Maybe this isn’t the sort of thing
mothers should say to their sons? Maybe it’s all a bit Oedipal? but I remember those arty boys in the sixth form. I remember the sixth
form. Feels like yesterday.
Was there ever a better time? Only doing subjects you were really into. Not having to wear school uniform. Not having to worry about being called a swot
because everyone there was one by definition. Having a common room with a kettle. Making Cup-a-Soup. I don’t even think
we liked Cup-a-Soup and we drank gallons of the stuff. And we were allowed out.

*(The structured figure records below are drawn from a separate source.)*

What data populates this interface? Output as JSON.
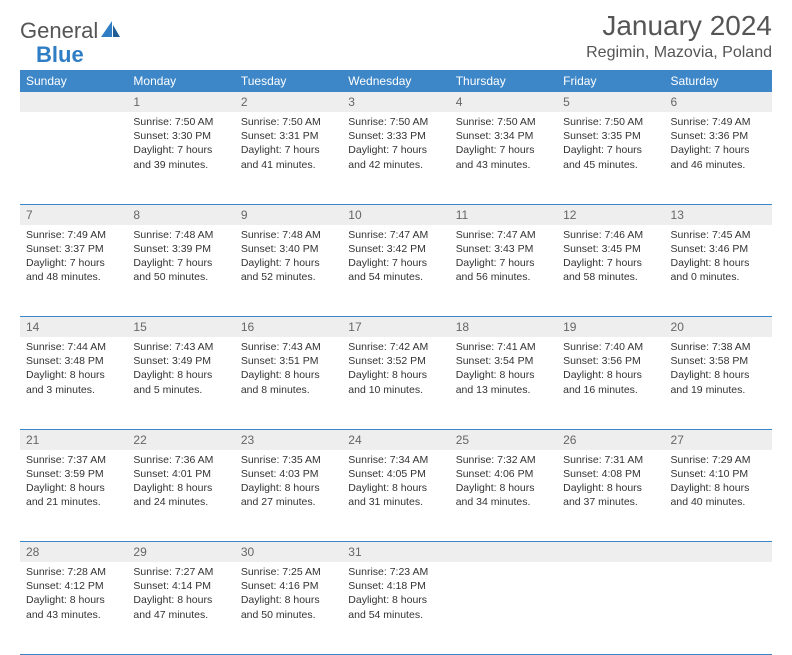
{
  "logo": {
    "text1": "General",
    "text2": "Blue"
  },
  "title": "January 2024",
  "location": "Regimin, Mazovia, Poland",
  "colors": {
    "header_bg": "#3d87c9",
    "header_text": "#ffffff",
    "daynum_bg": "#eeeeee",
    "daynum_text": "#666666",
    "cell_text": "#333333",
    "rule": "#3d87c9",
    "logo_gray": "#555555",
    "logo_blue": "#2f7dc4"
  },
  "day_labels": [
    "Sunday",
    "Monday",
    "Tuesday",
    "Wednesday",
    "Thursday",
    "Friday",
    "Saturday"
  ],
  "weeks": [
    [
      {
        "n": "",
        "sunrise": "",
        "sunset": "",
        "daylight": ""
      },
      {
        "n": "1",
        "sunrise": "7:50 AM",
        "sunset": "3:30 PM",
        "daylight": "Daylight: 7 hours and 39 minutes."
      },
      {
        "n": "2",
        "sunrise": "7:50 AM",
        "sunset": "3:31 PM",
        "daylight": "Daylight: 7 hours and 41 minutes."
      },
      {
        "n": "3",
        "sunrise": "7:50 AM",
        "sunset": "3:33 PM",
        "daylight": "Daylight: 7 hours and 42 minutes."
      },
      {
        "n": "4",
        "sunrise": "7:50 AM",
        "sunset": "3:34 PM",
        "daylight": "Daylight: 7 hours and 43 minutes."
      },
      {
        "n": "5",
        "sunrise": "7:50 AM",
        "sunset": "3:35 PM",
        "daylight": "Daylight: 7 hours and 45 minutes."
      },
      {
        "n": "6",
        "sunrise": "7:49 AM",
        "sunset": "3:36 PM",
        "daylight": "Daylight: 7 hours and 46 minutes."
      }
    ],
    [
      {
        "n": "7",
        "sunrise": "7:49 AM",
        "sunset": "3:37 PM",
        "daylight": "Daylight: 7 hours and 48 minutes."
      },
      {
        "n": "8",
        "sunrise": "7:48 AM",
        "sunset": "3:39 PM",
        "daylight": "Daylight: 7 hours and 50 minutes."
      },
      {
        "n": "9",
        "sunrise": "7:48 AM",
        "sunset": "3:40 PM",
        "daylight": "Daylight: 7 hours and 52 minutes."
      },
      {
        "n": "10",
        "sunrise": "7:47 AM",
        "sunset": "3:42 PM",
        "daylight": "Daylight: 7 hours and 54 minutes."
      },
      {
        "n": "11",
        "sunrise": "7:47 AM",
        "sunset": "3:43 PM",
        "daylight": "Daylight: 7 hours and 56 minutes."
      },
      {
        "n": "12",
        "sunrise": "7:46 AM",
        "sunset": "3:45 PM",
        "daylight": "Daylight: 7 hours and 58 minutes."
      },
      {
        "n": "13",
        "sunrise": "7:45 AM",
        "sunset": "3:46 PM",
        "daylight": "Daylight: 8 hours and 0 minutes."
      }
    ],
    [
      {
        "n": "14",
        "sunrise": "7:44 AM",
        "sunset": "3:48 PM",
        "daylight": "Daylight: 8 hours and 3 minutes."
      },
      {
        "n": "15",
        "sunrise": "7:43 AM",
        "sunset": "3:49 PM",
        "daylight": "Daylight: 8 hours and 5 minutes."
      },
      {
        "n": "16",
        "sunrise": "7:43 AM",
        "sunset": "3:51 PM",
        "daylight": "Daylight: 8 hours and 8 minutes."
      },
      {
        "n": "17",
        "sunrise": "7:42 AM",
        "sunset": "3:52 PM",
        "daylight": "Daylight: 8 hours and 10 minutes."
      },
      {
        "n": "18",
        "sunrise": "7:41 AM",
        "sunset": "3:54 PM",
        "daylight": "Daylight: 8 hours and 13 minutes."
      },
      {
        "n": "19",
        "sunrise": "7:40 AM",
        "sunset": "3:56 PM",
        "daylight": "Daylight: 8 hours and 16 minutes."
      },
      {
        "n": "20",
        "sunrise": "7:38 AM",
        "sunset": "3:58 PM",
        "daylight": "Daylight: 8 hours and 19 minutes."
      }
    ],
    [
      {
        "n": "21",
        "sunrise": "7:37 AM",
        "sunset": "3:59 PM",
        "daylight": "Daylight: 8 hours and 21 minutes."
      },
      {
        "n": "22",
        "sunrise": "7:36 AM",
        "sunset": "4:01 PM",
        "daylight": "Daylight: 8 hours and 24 minutes."
      },
      {
        "n": "23",
        "sunrise": "7:35 AM",
        "sunset": "4:03 PM",
        "daylight": "Daylight: 8 hours and 27 minutes."
      },
      {
        "n": "24",
        "sunrise": "7:34 AM",
        "sunset": "4:05 PM",
        "daylight": "Daylight: 8 hours and 31 minutes."
      },
      {
        "n": "25",
        "sunrise": "7:32 AM",
        "sunset": "4:06 PM",
        "daylight": "Daylight: 8 hours and 34 minutes."
      },
      {
        "n": "26",
        "sunrise": "7:31 AM",
        "sunset": "4:08 PM",
        "daylight": "Daylight: 8 hours and 37 minutes."
      },
      {
        "n": "27",
        "sunrise": "7:29 AM",
        "sunset": "4:10 PM",
        "daylight": "Daylight: 8 hours and 40 minutes."
      }
    ],
    [
      {
        "n": "28",
        "sunrise": "7:28 AM",
        "sunset": "4:12 PM",
        "daylight": "Daylight: 8 hours and 43 minutes."
      },
      {
        "n": "29",
        "sunrise": "7:27 AM",
        "sunset": "4:14 PM",
        "daylight": "Daylight: 8 hours and 47 minutes."
      },
      {
        "n": "30",
        "sunrise": "7:25 AM",
        "sunset": "4:16 PM",
        "daylight": "Daylight: 8 hours and 50 minutes."
      },
      {
        "n": "31",
        "sunrise": "7:23 AM",
        "sunset": "4:18 PM",
        "daylight": "Daylight: 8 hours and 54 minutes."
      },
      {
        "n": "",
        "sunrise": "",
        "sunset": "",
        "daylight": ""
      },
      {
        "n": "",
        "sunrise": "",
        "sunset": "",
        "daylight": ""
      },
      {
        "n": "",
        "sunrise": "",
        "sunset": "",
        "daylight": ""
      }
    ]
  ],
  "labels": {
    "sunrise_prefix": "Sunrise: ",
    "sunset_prefix": "Sunset: "
  }
}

There was one pre-Christmas jaunt to the pub about a mile down the road I remember particularly well. Four of us, two boys, two girls; we walked all the way there in
the snow, drank cider, of course, and then staggered and slipped our way back just in
time for double English.
Everything about that memory is white-clear and
crisp as the snow was that day and there was definitely the unmistakable whiff of something in the air. A sexual charge perhaps, the conspiracy of new found freedom maybe, or just being on the edge
of something really... well, edgy.
I was desperate for a boyfriend then. I
think I still fancied Kevin Morris. He never fancied me, of course, especially
after my mother gave me the invaluable top tip that I should smile encouragingly if I liked a boy so that I stood in the corridor - I think this
was in the 5th Year - and grinned inanely at the poor kid as he
strolled past on the way to Chemistry. My cheeks hurt afterwards and he gave me an even
wider berth than before, and we certainly never shared a bunsen burner after that.
Oh well, it all worked out. I hear he works in a bank now. (Not for one.)

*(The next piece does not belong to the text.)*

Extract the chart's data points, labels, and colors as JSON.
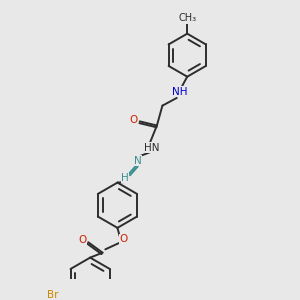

I was too skinny, too spotty and too swotty and then all at once the boobs arrived, I discovered my grandmother’s old sun lamp (cleared the
spots), and Sun In (bleached the hair), and hey presto, struck gold at the very
next Young Farmer's disco when a tall, dark, handsome boy fixed his eyes on me from the edge of the dance floor, watched me all night and then asked me out.
It
was like something out of Tess of the D’Urbervilles - except the country lasses
had perms and leg warmers and wiggled provocatively to Body Talk by Imagination
instead of skipping round a May Pole.
He was home for the weekend from university. Read it: UNIVERSITY. My
very own Angel Clare. And then he walked me to the bus stop where, to use vernacular of the day, we snogged and it was the best night of my life so far. I went out with him for
three years after that. (Ended messily when I went off to university myself, a different one, but that’s another story.) Oh to be in the sixth
form again, to have all that excitement stretching ahead…
It’s hard when you know it's only going to be down hill from here, the doors
of possibility slowly closing one by one, some of them even slamming rather hard, the body gradually crumbling, starting with failing eye sight.
Never again will I dance at a Young Farmer's disco or be admired by a handsome young man from the sidelines. It’s my children’s turn for all that sort of thing now (well, maybe not the young men but you never know and I’d better remain broad minded) and the last time I looked they were babies and I was taking some time off work. How did this happen?
Oh dear, I think Eldest starting in the sixth form has prompted a mid-life crisis. How very predictable.